O neurologista propõe ações imediatas:
- Campanhas
massivas de conscientização sobre TEA em adultos, com foco na
desmistificação de estereótipos e na promoção da compreensão sobre as
necessidades e os talentos dos autistas.
- Treinamento
especializado para profissionais de saúde em diagnóstico e tratamento de
TEA em adultos, incluindo médicos de família, psicólogos, psiquiatras,
neurologistas, clínicos gerais e terapeutas ocupacionais. É crucial que os
profissionais de saúde estejam preparados para identificar os sinais de
TEA em adultos e oferecer intervenções adequadas.
- Políticas
de inclusão robustas no mercado de trabalho, com incentivos fiscais para
empresas que adotem práticas neurodiversas, como a criação de programas de
mentoria e a adaptação de processos seletivos.
- Programas
de suporte social e psicológico específicos para adultos com TEA,
incluindo grupos de apoio, terapia individual e familiar, e serviços de
assistência social.
- Maior
representatividade de adultos autistas na mídia e em posições de
liderança, para que suas vozes sejam ouvidas e suas perspectivas sejam
consideradas. É importante que os próprios autistas sejam protagonistas na
luta por seus direitos e na promoção da inclusão, sem vergonha de
revelarem seu diagnóstico por medo de retaliação ou preconceito.
"Neste Dia Mundial de Conscientização do Autismo, peço que olhemos além
das crianças e reconheçamos os adultos que têm lutado sozinhos por tempo
demais. É hora de resgatar a 'Geração Perdida' e construir uma sociedade
verdadeiramente inclusiva para todos os neurodiversos, em todas as fases da
vida. A inclusão não é apenas um ato de caridade, mas um imperativo moral e
social. Uma sociedade que valoriza a diversidade é uma sociedade mais justa,
criativa e próspera”, conclui Dr.
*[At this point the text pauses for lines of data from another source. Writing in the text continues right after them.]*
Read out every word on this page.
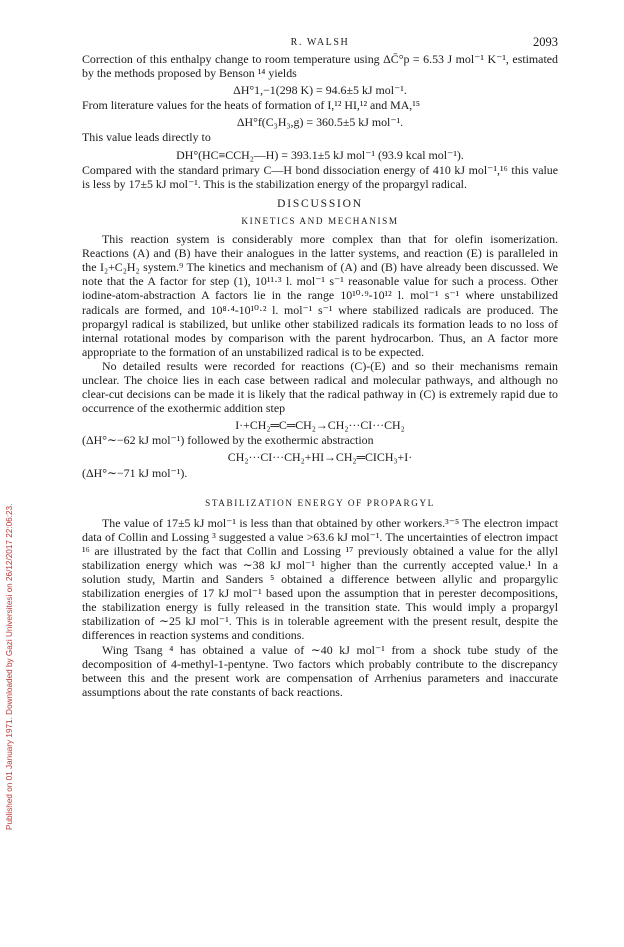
Published on 01 January 1971. Downloaded by Gazi Universitesi on 26/12/2017 22:06:23.
R. WALSH	2093

Correction of this enthalpy change to room temperature using ΔC̄°p = 6.53 J mol⁻¹ K⁻¹, estimated by the methods proposed by Benson ¹⁴ yields

ΔH°1,−1(298 K) = 94.6±5 kJ mol⁻¹.

From literature values for the heats of formation of I,¹² HI,¹² and MA,¹⁵

ΔH°f(C₃H₃,g) = 360.5±5 kJ mol⁻¹.

This value leads directly to

DH°(HC≡CCH₂—H) = 393.1±5 kJ mol⁻¹ (93.9 kcal mol⁻¹).

Compared with the standard primary C—H bond dissociation energy of 410 kJ mol⁻¹,¹⁶ this value is less by 17±5 kJ mol⁻¹. This is the stabilization energy of the propargyl radical.

DISCUSSION
KINETICS AND MECHANISM

This reaction system is considerably more complex than that for olefin isomerization. Reactions (A) and (B) have their analogues in the latter systems, and reaction (E) is paralleled in the I₂+C₂H₂ system.⁹ The kinetics and mechanism of (A) and (B) have already been discussed. We note that the A factor for step (1), 10¹¹·³ l. mol⁻¹ s⁻¹ reasonable value for such a process. Other iodine-atom-abstraction A factors lie in the range 10¹⁰·⁹-10¹² l. mol⁻¹ s⁻¹ where unstabilized radicals are formed, and 10⁸·⁴-10¹⁰·² l. mol⁻¹ s⁻¹ where stabilized radicals are produced. The propargyl radical is stabilized, but unlike other stabilized radicals its formation leads to no loss of internal rotational modes by comparison with the parent hydrocarbon. Thus, an A factor more appropriate to the formation of an unstabilized radical is to be expected.

No detailed results were recorded for reactions (C)-(E) and so their mechanisms remain unclear. The choice lies in each case between radical and molecular pathways, and although no clear-cut decisions can be made it is likely that the radical pathway in (C) is extremely rapid due to occurrence of the exothermic addition step

I·+CH₂═C═CH₂→CH₂···CI···CH₂
(ΔH°∼−62 kJ mol⁻¹) followed by the exothermic abstraction
CH₂···CI···CH₂+HI→CH₂═CICH₃+I·
(ΔH°∼−71 kJ mol⁻¹).
STABILIZATION ENERGY OF PROPARGYL

The value of 17±5 kJ mol⁻¹ is less than that obtained by other workers.³⁻⁵ The electron impact data of Collin and Lossing ³ suggested a value >63.6 kJ mol⁻¹. The uncertainties of electron impact ¹⁶ are illustrated by the fact that Collin and Lossing ¹⁷ previously obtained a value for the allyl stabilization energy which was ∼38 kJ mol⁻¹ higher than the currently accepted value.¹ In a solution study, Martin and Sanders ⁵ obtained a difference between allylic and propargylic stabilization energies of 17 kJ mol⁻¹ based upon the assumption that in perester decompositions, the stabilization energy is fully released in the transition state. This would imply a propargyl stabilization of ∼25 kJ mol⁻¹. This is in tolerable agreement with the present result, despite the differences in reaction systems and conditions.

Wing Tsang ⁴ has obtained a value of ∼40 kJ mol⁻¹ from a shock tube study of the decomposition of 4-methyl-1-pentyne. Two factors which probably contribute to the discrepancy between this and the present work are compensation of Arrhenius parameters and inaccurate assumptions about the rate constants of back reactions.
Matheus Trilico.
Dr. Matheus Luis Castelan Trilico - CRM 35805PR, RQE 24818. - Médico pela Faculdade Estadual de Medicina de Marília (FAMEMA); - Neurologista com residência médica pelo Hospital de Clínicas da Universidade Federal do Paraná (HC-UFPR); - Mestre em Medicina Interna e Ciências da Saúde pelo HC-UFPR - Pós-graduação em Transtorno do Espectro Autista.